The full version of this content can be found in the Vision for K–12 Computer Science chapter of the complete K–12 Computer Science Framework.
The power of computers stems from their ability to represent our physical reality as a virtual world and their capacity to follow instructions with which to manipulate that world. Ideas, images, and information can be translated into bits of data and processed by computers to create apps, animations, or autonomous cars. The variety of instructions that a computer can follow makes it an engine of innovation that is limited only by our imagination. Remarkably, computers can even follow instructions about instructions in the form of programming languages. More than just a tool, computers are a readily accessible medium for creative and personal expression. In our digital age, computers are both the paint and the paintbrush. Computer science education creates the artists.
Despite the availability of computers in schools, the most significant aspect of computing has been held back from most of our students: learning how to create with computers (i.e., computer science).
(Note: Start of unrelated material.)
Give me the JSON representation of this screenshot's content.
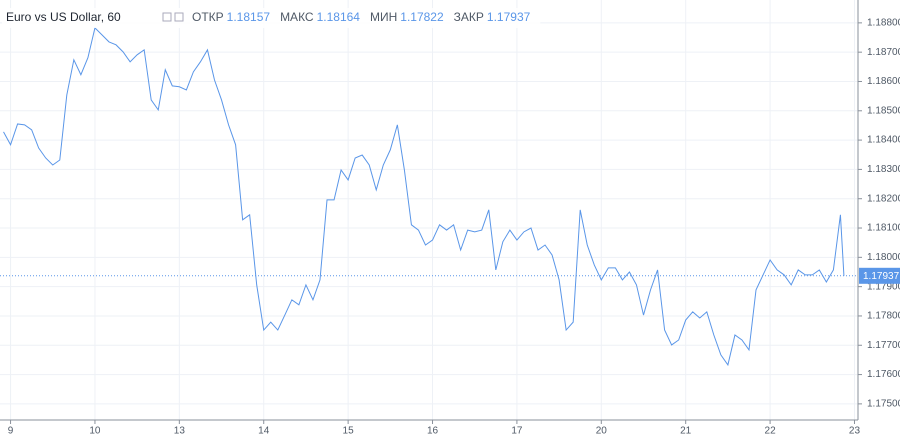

Instead of being passive consumers of computing technologies, students should become active producers and creators.
What is Computer Science?
As the foundation for all computing, computer science is defined as “the study of computers and algorithmic processes, including their principles, their hardware and software designs, their [implementation], and their impact on society” (Tucker et. al, 2003, p. 6).
Unfortunately, computer science is often confused with the everyday use of computers and computer applications, such as learning how to access the Internet and use digital presentation software. Parents, teachers, students, and local and state administrators share this confusion. The K–12 Computer Science Framework clarifies not only what computer science is but also what students should know and be able to do in computer science from kindergarten to 12th grade. Computer science builds on computer literacy, educational technology, digital citizenship, and information technology. Their differences and relationship with computer science are described below.
Computer literacy refers to the general use of computers and programs (i.e., computer applications) such as productivity software. Previously mentioned examples include performing an Internet search and creating a digital presentation.
Educational technology applies computer literacy to school subjects. For example, students in an English class can use a web-based application to collaboratively create, edit, and store an essay online.
Digital citizenship refers to the appropriate and responsible use of technology, such as choosing an appropriate password and keeping it secure.
Information technology often overlaps with computer science but is mainly focused on industrial applications of computer science, such as installing and operating software rather than creating it. Information technology professionals often have a background in computer science.
These aspects of computing are distinguished from computer science because they are focused on using computer technologies rather than understanding why they work and how to create those technologies. Knowing why and how computers work (i.e., computer science), provides the basis for a deep understanding of computer use and the relevant rights, responsibilities, and applications. The framework envisions a future in which being computer literate means knowing computer science.